A, C, E, Preoperatieve beelden van een 58-jarige vrouw die eerder een abdominoplastie en een onsuccesvolle monslift met liposuctie had ondergaan. Ze presenteerde zich met een massief monsvetkussen en grote schaamlippen. Ze had een eerdere mediale dijbeenlift, dus de huid van de grote schaamlippen werd niet tegelijk met de monslift weggesneden. B, D, F, één jaar na de schaamstreekcorrectie met verwijdering van het vet uit de baarmoederhals en de grote schaamlippen. De labia majora zijn nog steeds te groot, zodat de patiënte een jaar later een labia majora huid- en secundaire vetverwijdering onderging (zie afbeelding 11).
Intraoperatieve foto’s tonen de patiënte beschreven in afbeelding 9. A, De schaamstreekflap en het vet worden ontleed. B, Het mons- en majoravet worden van bovenaf verwijderd. Het weg te snijden vet reikt tot in de grote schaamlippen. C: De schaamlap anterior, de fascia rectus posterior, en de tunnels in de grote schaamlippen na lipectomie worden getoond. D, geëxtraheerde huid en vet (links) en afgezogen vet en vloeistof (rechts).

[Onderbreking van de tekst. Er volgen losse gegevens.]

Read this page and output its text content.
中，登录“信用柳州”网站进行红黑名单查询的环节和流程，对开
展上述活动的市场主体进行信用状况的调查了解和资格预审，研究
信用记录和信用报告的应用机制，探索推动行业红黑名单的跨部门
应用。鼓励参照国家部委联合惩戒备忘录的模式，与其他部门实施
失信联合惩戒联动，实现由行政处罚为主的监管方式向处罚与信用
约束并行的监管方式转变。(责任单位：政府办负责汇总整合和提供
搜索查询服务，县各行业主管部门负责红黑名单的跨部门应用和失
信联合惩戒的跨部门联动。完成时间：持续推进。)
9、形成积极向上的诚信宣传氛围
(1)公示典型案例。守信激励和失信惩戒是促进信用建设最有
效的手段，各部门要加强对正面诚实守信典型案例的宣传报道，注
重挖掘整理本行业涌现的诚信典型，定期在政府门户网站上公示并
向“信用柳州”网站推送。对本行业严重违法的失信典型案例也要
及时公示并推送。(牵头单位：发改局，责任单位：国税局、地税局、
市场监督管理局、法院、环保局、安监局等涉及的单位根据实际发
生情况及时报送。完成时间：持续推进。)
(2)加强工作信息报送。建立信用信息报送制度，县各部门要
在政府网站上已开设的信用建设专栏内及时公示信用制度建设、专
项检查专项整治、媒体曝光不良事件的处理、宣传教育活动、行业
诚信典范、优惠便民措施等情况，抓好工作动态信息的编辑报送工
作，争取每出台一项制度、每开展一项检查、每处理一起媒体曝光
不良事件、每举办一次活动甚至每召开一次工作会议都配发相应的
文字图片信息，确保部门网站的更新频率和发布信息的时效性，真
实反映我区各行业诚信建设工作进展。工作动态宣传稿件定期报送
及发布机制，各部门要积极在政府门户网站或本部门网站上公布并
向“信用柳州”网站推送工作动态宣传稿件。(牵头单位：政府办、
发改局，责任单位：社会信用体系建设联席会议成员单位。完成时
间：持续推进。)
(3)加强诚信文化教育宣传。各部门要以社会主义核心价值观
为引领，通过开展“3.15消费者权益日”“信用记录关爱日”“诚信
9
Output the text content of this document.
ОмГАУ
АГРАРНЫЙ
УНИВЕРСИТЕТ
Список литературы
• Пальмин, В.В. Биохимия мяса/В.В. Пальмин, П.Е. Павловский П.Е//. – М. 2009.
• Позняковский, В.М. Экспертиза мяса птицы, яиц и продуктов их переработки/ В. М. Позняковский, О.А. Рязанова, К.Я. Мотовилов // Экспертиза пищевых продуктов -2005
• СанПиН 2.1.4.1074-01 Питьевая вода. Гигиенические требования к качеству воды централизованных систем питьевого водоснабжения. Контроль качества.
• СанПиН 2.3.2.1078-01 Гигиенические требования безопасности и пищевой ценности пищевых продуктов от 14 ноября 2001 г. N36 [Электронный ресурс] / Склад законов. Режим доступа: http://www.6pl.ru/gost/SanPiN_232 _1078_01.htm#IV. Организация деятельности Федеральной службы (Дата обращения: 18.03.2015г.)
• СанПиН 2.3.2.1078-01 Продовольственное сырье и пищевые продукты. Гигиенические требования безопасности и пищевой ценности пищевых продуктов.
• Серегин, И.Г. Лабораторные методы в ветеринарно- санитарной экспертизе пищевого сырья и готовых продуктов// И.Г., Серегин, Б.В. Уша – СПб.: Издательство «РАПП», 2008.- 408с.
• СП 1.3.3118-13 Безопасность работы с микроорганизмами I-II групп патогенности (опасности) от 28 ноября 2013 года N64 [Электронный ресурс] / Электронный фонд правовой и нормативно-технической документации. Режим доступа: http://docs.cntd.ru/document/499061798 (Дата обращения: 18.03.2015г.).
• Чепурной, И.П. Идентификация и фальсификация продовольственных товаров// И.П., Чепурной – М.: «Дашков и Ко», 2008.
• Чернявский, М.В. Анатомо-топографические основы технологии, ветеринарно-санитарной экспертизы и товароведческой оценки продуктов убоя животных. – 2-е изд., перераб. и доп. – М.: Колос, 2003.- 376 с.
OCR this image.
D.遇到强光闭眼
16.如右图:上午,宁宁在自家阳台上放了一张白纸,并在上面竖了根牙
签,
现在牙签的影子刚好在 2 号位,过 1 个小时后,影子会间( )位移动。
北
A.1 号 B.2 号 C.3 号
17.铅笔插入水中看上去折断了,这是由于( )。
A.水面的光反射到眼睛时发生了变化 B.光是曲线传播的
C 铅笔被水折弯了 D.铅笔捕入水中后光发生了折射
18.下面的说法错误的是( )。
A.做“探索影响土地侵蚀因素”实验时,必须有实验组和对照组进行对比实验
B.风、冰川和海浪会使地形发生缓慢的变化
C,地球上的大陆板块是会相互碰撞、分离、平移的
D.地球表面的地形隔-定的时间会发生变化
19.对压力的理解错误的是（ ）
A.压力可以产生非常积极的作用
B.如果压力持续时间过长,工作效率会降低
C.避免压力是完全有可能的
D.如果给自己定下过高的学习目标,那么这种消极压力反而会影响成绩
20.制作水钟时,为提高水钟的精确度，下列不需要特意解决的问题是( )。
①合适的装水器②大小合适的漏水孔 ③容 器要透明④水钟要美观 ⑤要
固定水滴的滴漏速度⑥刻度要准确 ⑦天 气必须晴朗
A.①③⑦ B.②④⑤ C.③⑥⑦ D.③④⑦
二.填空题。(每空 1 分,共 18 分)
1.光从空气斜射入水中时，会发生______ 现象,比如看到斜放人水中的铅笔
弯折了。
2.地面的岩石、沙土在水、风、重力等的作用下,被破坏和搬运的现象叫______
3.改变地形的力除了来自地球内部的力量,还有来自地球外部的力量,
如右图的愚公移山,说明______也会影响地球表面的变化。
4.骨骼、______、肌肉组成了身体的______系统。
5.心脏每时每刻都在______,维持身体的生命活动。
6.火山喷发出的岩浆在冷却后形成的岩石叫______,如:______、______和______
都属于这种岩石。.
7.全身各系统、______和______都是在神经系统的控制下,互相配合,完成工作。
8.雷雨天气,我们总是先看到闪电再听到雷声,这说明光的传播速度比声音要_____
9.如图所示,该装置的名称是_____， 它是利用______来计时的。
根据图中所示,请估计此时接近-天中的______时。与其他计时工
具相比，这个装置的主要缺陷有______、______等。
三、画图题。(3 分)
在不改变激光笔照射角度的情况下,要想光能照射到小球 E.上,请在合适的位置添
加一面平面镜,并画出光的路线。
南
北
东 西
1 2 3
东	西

Intraoperatieve foto’s tonen de patiënt beschreven in figuur 9. A, De schaamstreekflap en het vet worden ontleed. B, Het mons- en majoravet worden van bovenaf verwijderd. Het weg te snijden vet reikt tot in de grote schaamlippen. C: De schaamlap anterior, de fascia rectus posterior, en de tunnels in de grote schaamlippen na lipectomie worden getoond. D, Uitgesneden huid en vet (links) en afgezogen vet en vocht (rechts).
De patiënte uit figuur 9 onderging een jaar na de eerste een tweede ingreep. De grote schaamlippen waren nog steeds vergroot ondanks de eerdere vetexcisie via de schaamstreek. A, Preoperatieve markeringen voor huid- en vetexcisie. B, Vet en huid zijn weggesneden. Het geëxcideerde vet is van het rechter labium. C, Illustratie van de sikkel van huid die verwijderd is van het mediale labium majora. De vorm is afhankelijk van de hoeveelheid overtollige huid. De twee incisielijnen mogen elkaar niet raken in de middellijn. Vet wordt weggesneden. D, Labia majora worden getoond aan het einde van de procedure, nadat het vet en de huid zijn verwijderd. E, Illustratie van de sluiting, die in lagen wordt uitgevoerd. Een subcuticulaire sluiting wordt uitgevoerd op de huid en een diepe drain wordt geplaatst als er veel vet is verwijderd. F, Bilaterale gesloten zuigdrains zijn geplaatst.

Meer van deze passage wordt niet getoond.